The work dates back to 1980, when he first sat down with some teachers to create a curriculum for the Irvine school district. His curriculum work, over time, involved teaching science in a unified way, instead of separating it into disciplines. He also developed methods to test students by asking them to use their science knowledge to solve small problems.
Within a few years of first sitting down with teachers in Irvine, Miller and several colleagues were holding three-week workshops for hundreds of high school science teachers. At one point, the project received funding from the National Science Foundation. He has served on state curriculum committees, and he continues to advocate for addressing common-core standards through the perspective of science.
"George was tireless in making sure that scientists engaged in the very important work of K-12 education," said Elizabeth Stage, director of the Lawrence Hall of Science at the University of California at Berkeley.
Stage, who served with Miller on a state curriculum commission, said that he had the patience to work with people who didn't know much about science, and that he was "so humble and unassuming that he could put them at ease."
It's not so surprising that Miller developed an interest in curriculum. His father, Arthur Miller, was a school principal in England.
"I was there in the summers ordering books and developing his master schedules," Miller said.
And when his father first visited the United States, Miller remembered that his father was stunned that American students were sitting in desks in rows rather than working in groups around desks as they did in Europe.
Miller himself drew on other ideas from the European model as he developed curricula.
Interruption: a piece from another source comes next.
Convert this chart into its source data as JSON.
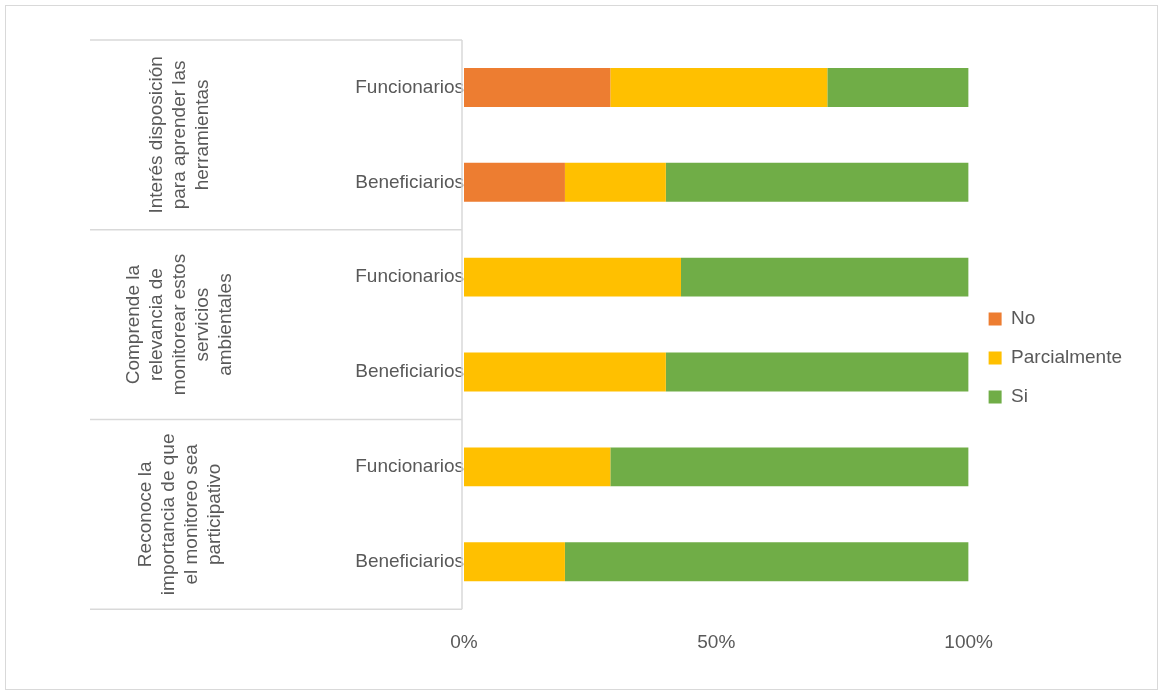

In Europe, he said, science was taught in a more integrated way, instead of one science at a time. That idea was a foundation of the curriculum Miller developed.
"It met with a lot of resistance," he said.
Through his own teaching, Miller became something of a fixture in Orange County as the leader of Irvine's large general chemistry courses. Even now, years after he handed over the class to others, he seems to run into former students wherever he goes.
Miller's other job—running the reactor—has brought talented students to the campus as well. Graduates and undergraduates can take courses that include using the reactor for experiments. Currently, with a grant from the National Nuclear Security Administration, researchers are using the reactor to try to analyze and distinguish a small sample containing fissionable materials, such as uranium and plutonium. They are conducting these analyses by using so-called "delayed neutrons," which are emitted within a few seconds after they are themselves bombarded with neutrons.
Miller said that preliminary results show that "we can get good data for larger amounts, but we need to improve the system further (increase sensitivity, reduce background noise level, and add gamma ray detection) to get to where we want to be."
After nearly 50 years at the campus, Miller is in the process of handing over responsibilities for the reactor, the experimental course and the teacher-training program to others.
Of all these responsibilities, he seems most worried about the fate of programs to train teachers and of the science curriculum in California. His great hope, he said, is to "train enough people to continue the work without us."
After all, Miller said, it's what the children want.
"The most-read books of kindergartners," he noted, \"are on science."